A particularly memorable family moment was driving through the scenic Connor Pass in Kerry a few years ago. It was a beautiful sunny day. I know the views of the Connor Pass from the R560 are breathtaking because more than 80pc of tourists who rated it on TripAdvisor said so. The photographs of the pass online are truly spectacular too. But when I was driving though it on a family holiday my son was throwing up in the back seat.
I had to pull over, get out and go for a little walk with him. When he felt better we continued the journey to Dingle with him sitting in the front seat. Thank god Fungi the 'dolafint' (as my son called him at the time) put on a display worthy of the Red Arrows when we went on the Dingle harbour boat trip, because it distracted him enough not to get motion sickness on the boat too.
Driving on motorways or dual carriageways is not too bad but it's the secondary or rural roads that are the killers. All those bends really set off the motion sickness. It wasn't off the ground my kids picked it. I remember my own dad having to do the same for me. And motion sickness is no joke. The one and only time I have ever truly wanted to die was on a return leg of a ferry crossing from France. I was so seasick I imagined ways that could get me airlifted off the ship.
So why do people get motion sickness and can it be prevented? Will sitting on a newspaper (as I was told by a relative) help in any way and are medicines a help? Or are they just placebos?
For answers I contacted the National Programme Office for Traffic Medicine, which was set up as a joint initiative between the RSA and the Royal College of Physicians.

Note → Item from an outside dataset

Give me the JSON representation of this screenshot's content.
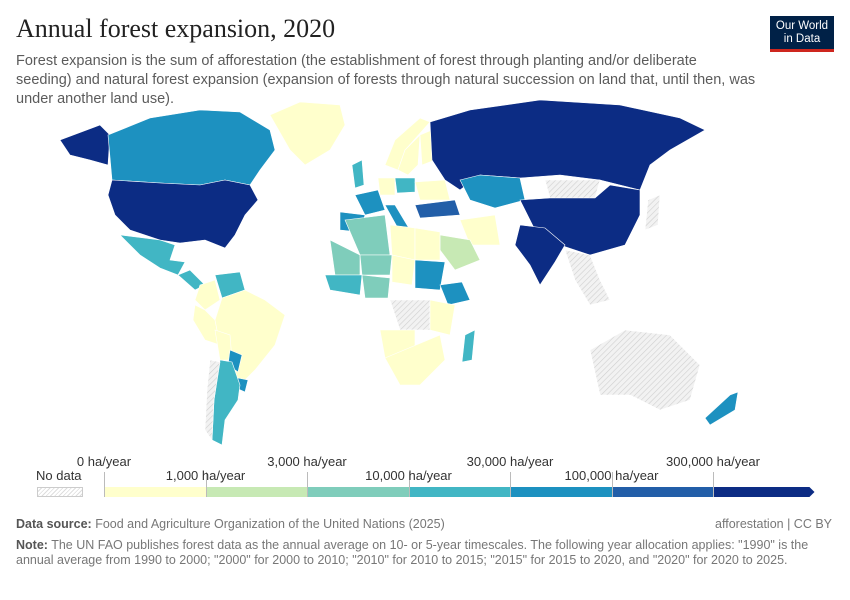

Balance is a function of multiple sensory inputs from the five balance organs in each ear, plus information from the muscles, joints and vision.
Motion sickness occurs when the movement you see with your eyes is different from what your inner ear senses. Reading while travelling in the back seat of a car is a classic cause of motion sickness - the book tells your eyes that you're still, but your balance organs read motion.
Anyone can get motion sickness, although children and pregnant women are especially vulnerable. It can cause dizziness, nausea and vomiting, and can make travelling most unpleasant.
- Sitting in the front seat or looking forward out the window is one way to prevent getting nauseous.
- Similarly, don't look down at a book, phone, or tablet when you're on a moving vehicle. Look at the world moving around you.
- However, sometimes stimulating your other senses can distract you from the motion and the kids playing on the tablet might actually help from time to time. But not always in my experience.
- There are some reports that ginger or peppermint are effective at reducing nausea, so you could try a peppermint sweet or chewing gum.
- Medicines can be used to prevent or treat motion sickness, although many of them have the unwanted side-effect of making you sleepy. Talk to your doctor about what is best for you if you think you need medicine for motion sickness.